オリンピックへ向けて世の中が一気に動き出し、延期や中止はもうあり得ないという状況になって、僕の心は揺れ動きました。

コロナ禍でのオリンピック開催、そしてそれを強行した政府やIOCには、間違いなく疑問がある。

でもその一方で、オリンピックが開催されるからには、無事に成功してほしいという思いがある。そしてなにより、そのオリンピックを自分の目で見届けたいという気持ちもある。

なぜなら、それは開催が決まった8年前の秋の日から、ずっとずっと楽しみにしてきた、あの「夢」の東京オリンピックなのだから。

当たり前ながら、開催に疑問を抱いた数ヶ月間よりも、開催が楽しみで仕方なかった約7年間の方が、はるかに長い年月です。

そしてどちらの日々も、決して無駄にしたくない、「東京オリンピックまでの日々」であることに変わりはありません。

その東京オリンピックが開催されたいま、自分はどういう選択をすべきなのか。

少しでも開催に疑問があるなら観るべきではない、という考え方もあるでしょう。でもそれなら、開催を心待ちにしてきた7年もの日々はいったいなんだったんだろう、ということになります。

もしもオリンピックが延期や中止になっていたら、「東京オリンピックまでの日々」はまた未来へ続いていったのかもしれません。

けれど、こうして開催されたことで、「東京オリンピックまでの日々」がいま終わろうとしているのです。そしてもうすぐ、「東京オリンピックからの日々」が始まろうとしているのです。

そうであるならば、いま自分がすべきことは、この東京オリンピックの成功を願いながら、それをしっかりと自分の目で見届けること。それだけではないか、と思っています。

「東京オリンピックまでの日々」にピリオドを打ち、「東京オリンピックからの日々」の1ページ目を捲るためにも。

きっと今回の東京オリンピック、僕と同じように、複雑な気持ちを抱きながら見守っている人は多いはずです。

開催に賛成だった人も、日々の感染者が増えている状況に、一抹の不安を覚えているかもしれない。

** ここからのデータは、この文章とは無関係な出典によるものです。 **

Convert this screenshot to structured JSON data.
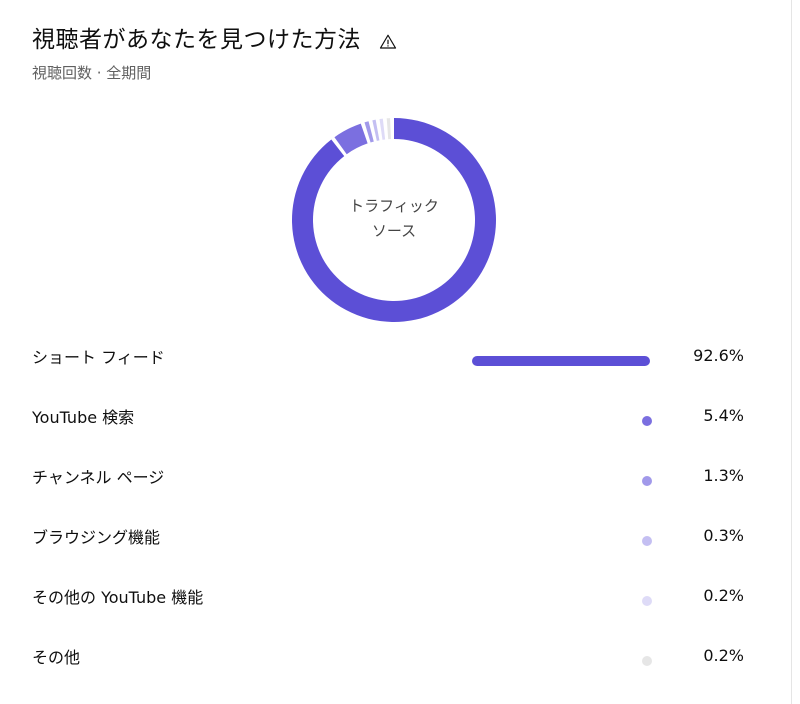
{
  "header": {
    "title": "視聴者があなたを見つけた方法",
    "subtitle": "視聴回数 · 全期間"
  },
  "icons": {
    "warning": "warning-triangle-icon"
  },
  "chart_data": {
    "type": "pie",
    "center_label": "トラフィック ソース",
    "series": [
      {
        "name": "ショート フィード",
        "value": 92.6,
        "label": "92.6%",
        "color": "#5c4fd6"
      },
      {
        "name": "YouTube 検索",
        "value": 5.4,
        "label": "5.4%",
        "color": "#7b6fe0"
      },
      {
        "name": "チャンネル ページ",
        "value": 1.3,
        "label": "1.3%",
        "color": "#a199ea"
      },
      {
        "name": "ブラウジング機能",
        "value": 0.3,
        "label": "0.3%",
        "color": "#c4bff2"
      },
      {
        "name": "その他の YouTube 機能",
        "value": 0.2,
        "label": "0.2%",
        "color": "#dedbf7"
      },
      {
        "name": "その他",
        "value": 0.2,
        "label": "0.2%",
        "color": "#e6e6e6"
      }
    ]
  }
}
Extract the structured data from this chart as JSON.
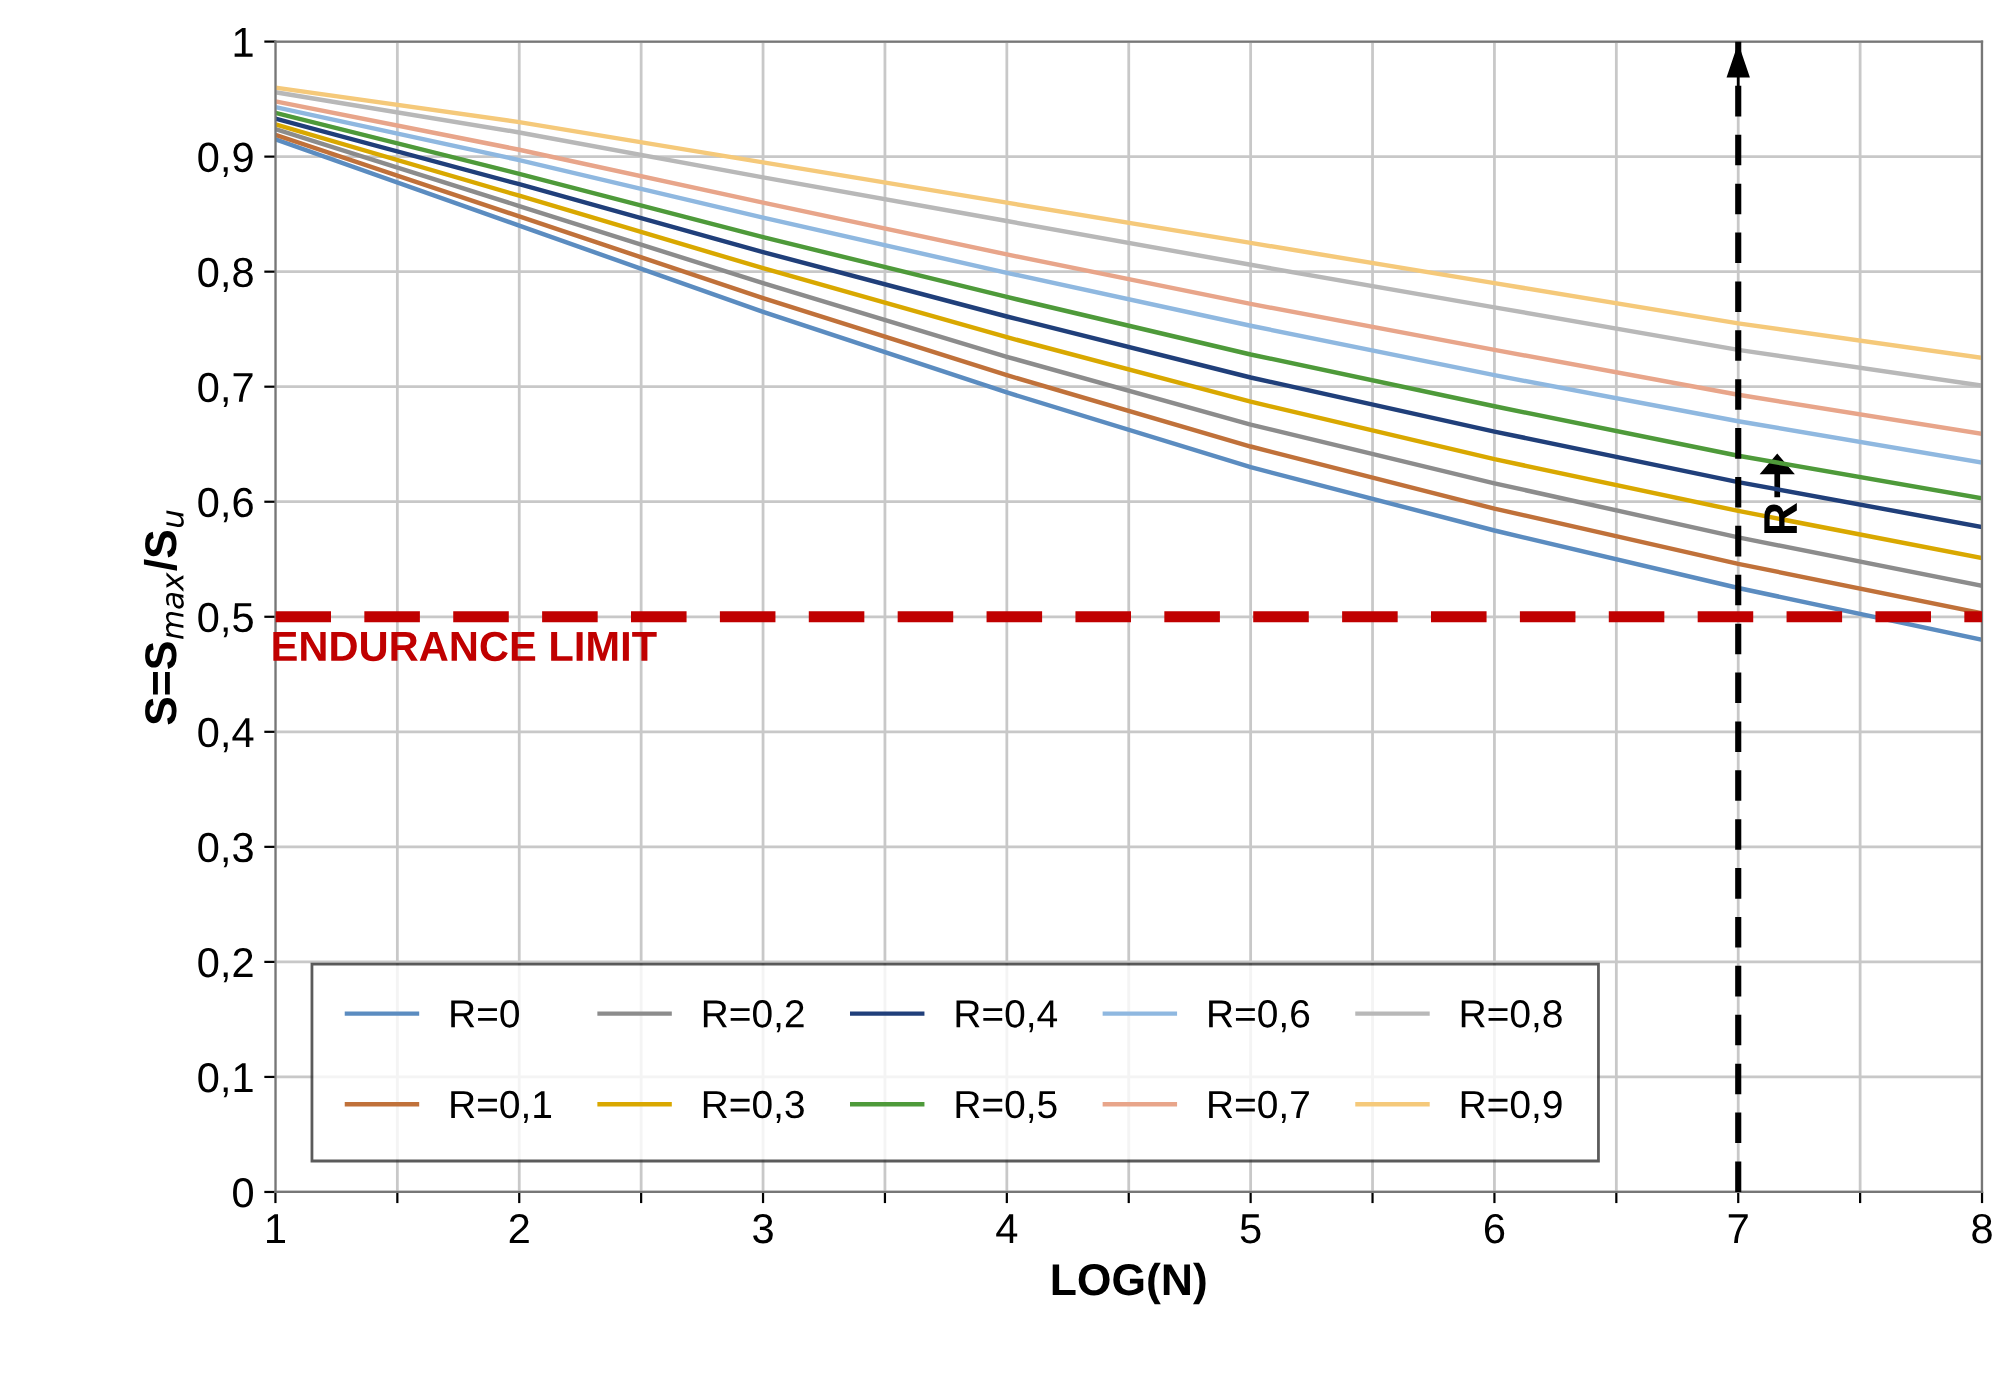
{
  "chart_data": {
    "type": "line",
    "xlabel": "LOG(N)",
    "ylabel": "S=S$_{max}$/S$_{u}$",
    "x": [
      1,
      2,
      3,
      4,
      5,
      6,
      7,
      8
    ],
    "series": [
      {
        "name": "R=0",
        "color": "#5b8cc0",
        "values": [
          0.915,
          0.84,
          0.765,
          0.695,
          0.63,
          0.575,
          0.525,
          0.48
        ]
      },
      {
        "name": "R=0,1",
        "color": "#c0713a",
        "values": [
          0.919,
          0.848,
          0.777,
          0.71,
          0.648,
          0.594,
          0.546,
          0.503
        ]
      },
      {
        "name": "R=0,2",
        "color": "#8c8c8c",
        "values": [
          0.924,
          0.857,
          0.79,
          0.726,
          0.667,
          0.616,
          0.569,
          0.527
        ]
      },
      {
        "name": "R=0,3",
        "color": "#d9a800",
        "values": [
          0.928,
          0.866,
          0.803,
          0.743,
          0.687,
          0.637,
          0.592,
          0.551
        ]
      },
      {
        "name": "R=0,4",
        "color": "#203f7a",
        "values": [
          0.933,
          0.876,
          0.817,
          0.761,
          0.708,
          0.661,
          0.617,
          0.578
        ]
      },
      {
        "name": "R=0,5",
        "color": "#4e9a3a",
        "values": [
          0.938,
          0.885,
          0.83,
          0.778,
          0.728,
          0.683,
          0.64,
          0.603
        ]
      },
      {
        "name": "R=0,6",
        "color": "#8fb8e0",
        "values": [
          0.943,
          0.897,
          0.847,
          0.799,
          0.753,
          0.71,
          0.67,
          0.634
        ]
      },
      {
        "name": "R=0,7",
        "color": "#e8a58a",
        "values": [
          0.948,
          0.906,
          0.86,
          0.815,
          0.772,
          0.732,
          0.693,
          0.659
        ]
      },
      {
        "name": "R=0,8",
        "color": "#b8b8b8",
        "values": [
          0.956,
          0.921,
          0.882,
          0.844,
          0.806,
          0.769,
          0.732,
          0.701
        ]
      },
      {
        "name": "R=0,9",
        "color": "#f5c97a",
        "values": [
          0.96,
          0.93,
          0.895,
          0.86,
          0.825,
          0.79,
          0.755,
          0.725
        ]
      }
    ],
    "xlim": [
      1,
      8
    ],
    "xticks": [
      1,
      {
        "value": 1.5,
        "label": null
      },
      2,
      {
        "value": 2.5,
        "label": null
      },
      3,
      {
        "value": 3.5,
        "label": null
      },
      4,
      {
        "value": 4.5,
        "label": null
      },
      5,
      {
        "value": 5.5,
        "label": null
      },
      6,
      {
        "value": 6.5,
        "label": null
      },
      7,
      {
        "value": 7.5,
        "label": null
      },
      8
    ],
    "ylim": [
      0,
      1
    ],
    "yticks": [
      0,
      {
        "value": 0.1,
        "label": "0,1"
      },
      {
        "value": 0.2,
        "label": "0,2"
      },
      {
        "value": 0.3,
        "label": "0,3"
      },
      {
        "value": 0.4,
        "label": "0,4"
      },
      {
        "value": 0.5,
        "label": "0,5"
      },
      {
        "value": 0.6,
        "label": "0,6"
      },
      {
        "value": 0.7,
        "label": "0,7"
      },
      {
        "value": 0.8,
        "label": "0,8"
      },
      {
        "value": 0.9,
        "label": "0,9"
      },
      1
    ],
    "grid": true,
    "legend": "bottom left",
    "ref_lines": [
      {
        "axis": "y",
        "value": 0.5,
        "label": "ENDURANCE LIMIT",
        "color": "#c00000",
        "line_style": "dashed"
      },
      {
        "axis": "x",
        "value": 7,
        "color": "#000000",
        "line_style": "dashed"
      }
    ],
    "annotations": [
      "R"
    ]
  }
}
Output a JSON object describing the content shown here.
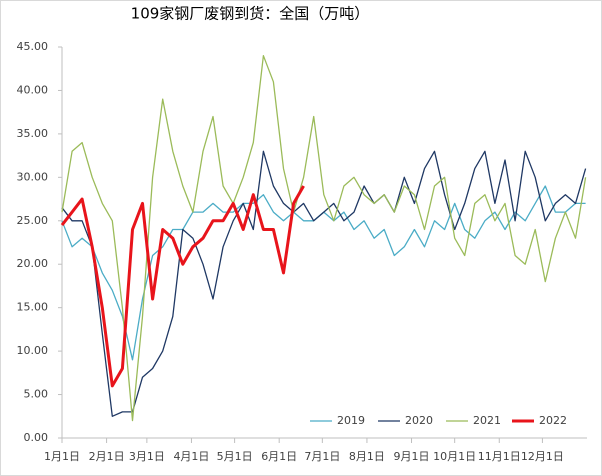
{
  "chart_data": {
    "type": "line",
    "title": "109家钢厂废钢到货：全国（万吨）",
    "x": [
      0,
      7,
      14,
      21,
      28,
      35,
      42,
      49,
      56,
      63,
      70,
      77,
      84,
      91,
      98,
      105,
      112,
      119,
      126,
      133,
      140,
      147,
      154,
      161,
      168,
      175,
      182,
      189,
      196,
      203,
      210,
      217,
      224,
      231,
      238,
      245,
      252,
      259,
      266,
      273,
      280,
      287,
      294,
      301,
      308,
      315,
      322,
      329,
      336,
      343,
      350,
      357,
      364
    ],
    "xlim": [
      0,
      365
    ],
    "xticks": [
      {
        "value": 0,
        "label": "1月1日"
      },
      {
        "value": 31,
        "label": "2月1日"
      },
      {
        "value": 59,
        "label": "3月1日"
      },
      {
        "value": 90,
        "label": "4月1日"
      },
      {
        "value": 120,
        "label": "5月1日"
      },
      {
        "value": 151,
        "label": "6月1日"
      },
      {
        "value": 181,
        "label": "7月1日"
      },
      {
        "value": 212,
        "label": "8月1日"
      },
      {
        "value": 243,
        "label": "9月1日"
      },
      {
        "value": 273,
        "label": "10月1日"
      },
      {
        "value": 304,
        "label": "11月1日"
      },
      {
        "value": 334,
        "label": "12月1日"
      }
    ],
    "ylim": [
      0,
      45
    ],
    "yticks": [
      {
        "value": 0,
        "label": "0.00"
      },
      {
        "value": 5,
        "label": "5.00"
      },
      {
        "value": 10,
        "label": "10.00"
      },
      {
        "value": 15,
        "label": "15.00"
      },
      {
        "value": 20,
        "label": "20.00"
      },
      {
        "value": 25,
        "label": "25.00"
      },
      {
        "value": 30,
        "label": "30.00"
      },
      {
        "value": 35,
        "label": "35.00"
      },
      {
        "value": 40,
        "label": "40.00"
      },
      {
        "value": 45,
        "label": "45.00"
      }
    ],
    "legend": "bottom",
    "series": [
      {
        "name": "2019",
        "color": "#4bacc6",
        "width": 1.3,
        "values": [
          25,
          22,
          23,
          22,
          19,
          17,
          14,
          9,
          16,
          21,
          22,
          24,
          24,
          26,
          26,
          27,
          26,
          26,
          27,
          27,
          28,
          26,
          25,
          26,
          25,
          25,
          26,
          25,
          26,
          24,
          25,
          23,
          24,
          21,
          22,
          24,
          22,
          25,
          24,
          27,
          24,
          23,
          25,
          26,
          24,
          26,
          25,
          27,
          29,
          26,
          26,
          27,
          27
        ]
      },
      {
        "name": "2020",
        "color": "#1f3864",
        "width": 1.3,
        "values": [
          26.5,
          25,
          25,
          22,
          12,
          2.5,
          3,
          3,
          7,
          8,
          10,
          14,
          24,
          23,
          20,
          16,
          22,
          25,
          27,
          24,
          33,
          29,
          27,
          26,
          27,
          25,
          26,
          27,
          25,
          26,
          29,
          27,
          28,
          26,
          30,
          27,
          31,
          33,
          28,
          24,
          27,
          31,
          33,
          27,
          32,
          25,
          33,
          30,
          25,
          27,
          28,
          27,
          31
        ]
      },
      {
        "name": "2021",
        "color": "#9bbb59",
        "width": 1.3,
        "values": [
          26,
          33,
          34,
          30,
          27,
          25,
          15,
          2,
          14,
          30,
          39,
          33,
          29,
          26,
          33,
          37,
          29,
          27,
          30,
          34,
          44,
          41,
          31,
          26,
          30,
          37,
          28,
          25,
          29,
          30,
          28,
          27,
          28,
          26,
          29,
          28,
          24,
          29,
          30,
          23,
          21,
          27,
          28,
          25,
          27,
          21,
          20,
          24,
          18,
          23,
          26,
          23,
          30
        ]
      },
      {
        "name": "2022",
        "color": "#e8141b",
        "width": 3,
        "values": [
          24.5,
          26,
          27.5,
          22,
          15,
          6,
          8,
          24,
          27,
          16,
          24,
          23,
          20,
          22,
          23,
          25,
          25,
          27,
          24,
          28,
          24,
          24,
          19,
          27,
          29,
          null,
          null,
          null,
          null,
          null,
          null,
          null,
          null,
          null,
          null,
          null,
          null,
          null,
          null,
          null,
          null,
          null,
          null,
          null,
          null,
          null,
          null,
          null,
          null,
          null,
          null,
          null,
          null
        ]
      }
    ]
  }
}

あるいは反対だった人は、意外に楽しくテレビ観戦を楽しんでいる自分に、戸惑いや罪悪感があるかもしれない。

でも、と思うのです。そういう矛盾を抱えてるからこそ、人は魅力的なんじゃないか、と。

それは確かに「手のひら返し」なのかもしれない。でも僕は、頑なに手のひらを返さない人よりも、ときに思わず手のひらを返してしまう人の方に、より自然なものを感じます。

たぶん大切なのは、賛成だったとか反対だったとかではなく、テレビの向こうにいま流れるオリンピックの光景に、自分の「心」がどう動くのか。ただそれだけだと思うのです。